Onça-pintada que atacou caseiro é capturada no Pantanal

Animal estava desnutrido e foi levado ao CRAS em Campo Grande após operação da PMA e pesquisadores

A onça-pintada responsável pelo ataque fatal ao caseiro Jorge Ávalos, de 60 anos, foi capturada nesta quarta-feira (24), em Aquidauana (MS), região do Pantanal.

A operação contou com o apoio da Polícia Militar Ambiental (PMA), de um pesquisador da Universidade Federal de Mato Grosso do Sul (UFMS) e de guias locais.

O ataque ocorreu no último domingo (21), na região de Touro Morto, às margens do Rio Miranda. Ávalos havia saído para coletar mel e não retornou.

Durante as buscas, as equipes localizaram restos mortais próximos a uma toca onde a onça costumava descansar.

No momento do resgate, o felino retornou ao local e avançou contra um dos socorristas, ferindo-o no braço. A situação só foi controlada após disparos de advertência, que fizeram a onça recuar.

Para os especialistas, trata-se de um ataque predatório, comportamento considerado raro entre grandes felinos silvestres, que geralmente evitam contato direto com seres humanos.

Segundo a PMA, o animal apresentava sinais de desnutrição, o que pode ter influenciado em sua conduta agressiva. A onça foi sedada e encaminhada ao Centro de Reabilitação de Animais Silvestres (CRAS), em Campo Grande, onde receberá atendimento veterinário.

Os profissionais irão avaliar seu estado de saúde e definir se será possível reintroduzi-la na natureza em condições seguras.

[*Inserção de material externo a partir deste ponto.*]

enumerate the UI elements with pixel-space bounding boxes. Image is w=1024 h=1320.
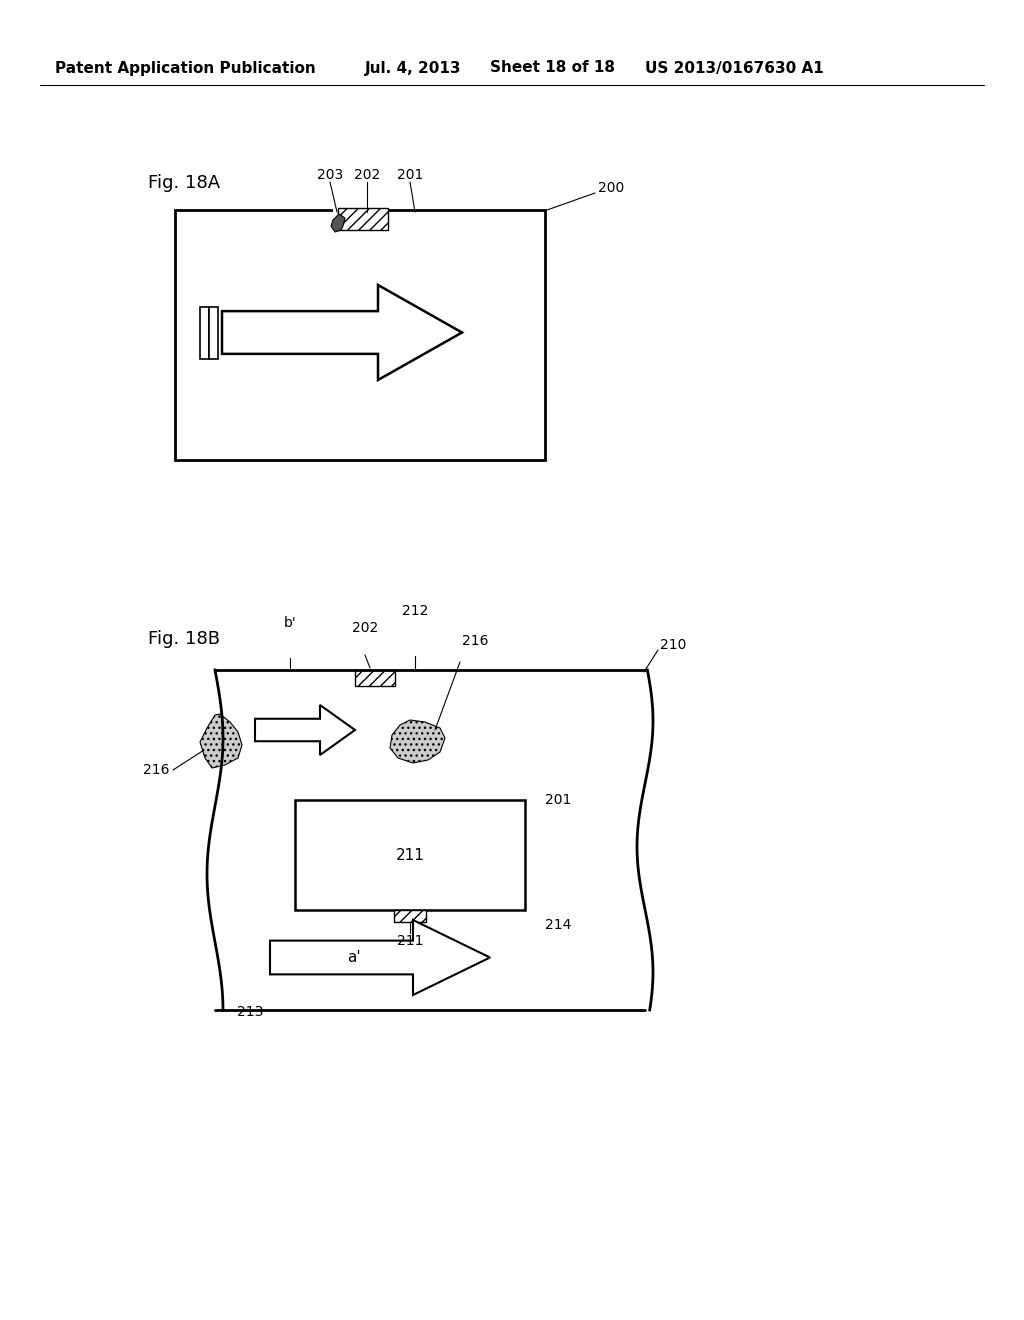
Text: 202: 202 bbox=[352, 620, 378, 635]
Polygon shape bbox=[270, 920, 490, 995]
Text: b': b' bbox=[284, 616, 296, 630]
Bar bbox=[175, 210, 545, 459]
Bar bbox=[209, 306, 218, 359]
Polygon shape bbox=[200, 714, 242, 768]
Text: Patent Application Publication: Patent Application Publication bbox=[55, 61, 315, 75]
Text: 216: 216 bbox=[462, 634, 488, 648]
Text: 214: 214 bbox=[545, 917, 571, 932]
Text: a': a' bbox=[347, 950, 360, 965]
Text: Fig. 18A: Fig. 18A bbox=[148, 174, 220, 191]
Bar bbox=[295, 800, 525, 909]
Text: 213: 213 bbox=[237, 1005, 263, 1019]
Bar bbox=[355, 671, 395, 686]
Text: 210: 210 bbox=[660, 638, 686, 652]
Bar bbox=[200, 306, 209, 359]
Polygon shape bbox=[222, 285, 462, 380]
Text: Fig. 18B: Fig. 18B bbox=[148, 630, 220, 648]
Polygon shape bbox=[255, 705, 355, 755]
Text: 203: 203 bbox=[316, 168, 343, 182]
Polygon shape bbox=[390, 719, 445, 763]
Text: US 2013/0167630 A1: US 2013/0167630 A1 bbox=[645, 61, 823, 75]
Text: Sheet 18 of 18: Sheet 18 of 18 bbox=[490, 61, 615, 75]
Polygon shape bbox=[331, 214, 345, 232]
Text: 202: 202 bbox=[354, 168, 380, 182]
Text: 201: 201 bbox=[397, 168, 423, 182]
Bar bbox=[355, 667, 395, 673]
Bar bbox=[394, 909, 426, 921]
Bar bbox=[338, 209, 388, 230]
Text: 211: 211 bbox=[396, 935, 423, 948]
Text: Jul. 4, 2013: Jul. 4, 2013 bbox=[365, 61, 462, 75]
Text: 200: 200 bbox=[598, 181, 625, 195]
Text: 211: 211 bbox=[395, 847, 424, 862]
Text: 201: 201 bbox=[545, 793, 571, 807]
Bar bbox=[333, 207, 388, 213]
Text: 212: 212 bbox=[401, 605, 428, 618]
Text: 216: 216 bbox=[143, 763, 170, 777]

Especialistas destacam que a situação exige atenção redobrada. Uma vez que o felino experimentou sucesso ao predar um ser humano, há risco de reincidência em ataques semelhantes.

A captura, portanto, teve como objetivo não apenas preservar a vida do animal, mas também evitar novos incidentes na região.

O governo do Mato Grosso do Sul afirmou em nota que a operação foi acompanhada de perto pela Polícia Militar Ambiental e que medidas adicionais de segurança estão sendo implementadas.

A prioridade, segundo a gestão estadual, é garantir a proteção da população ribeirinha sem comprometer os esforços de conservação da espécie, considerada símbolo do Pantanal e listada como vulnerável à extinção.

O episódio reacendeu o debate sobre os conflitos entre humanos e onças no bioma, que vêm crescendo diante da expansão agrícola, da perda de habitat e da redução da disponibilidade de presas naturais.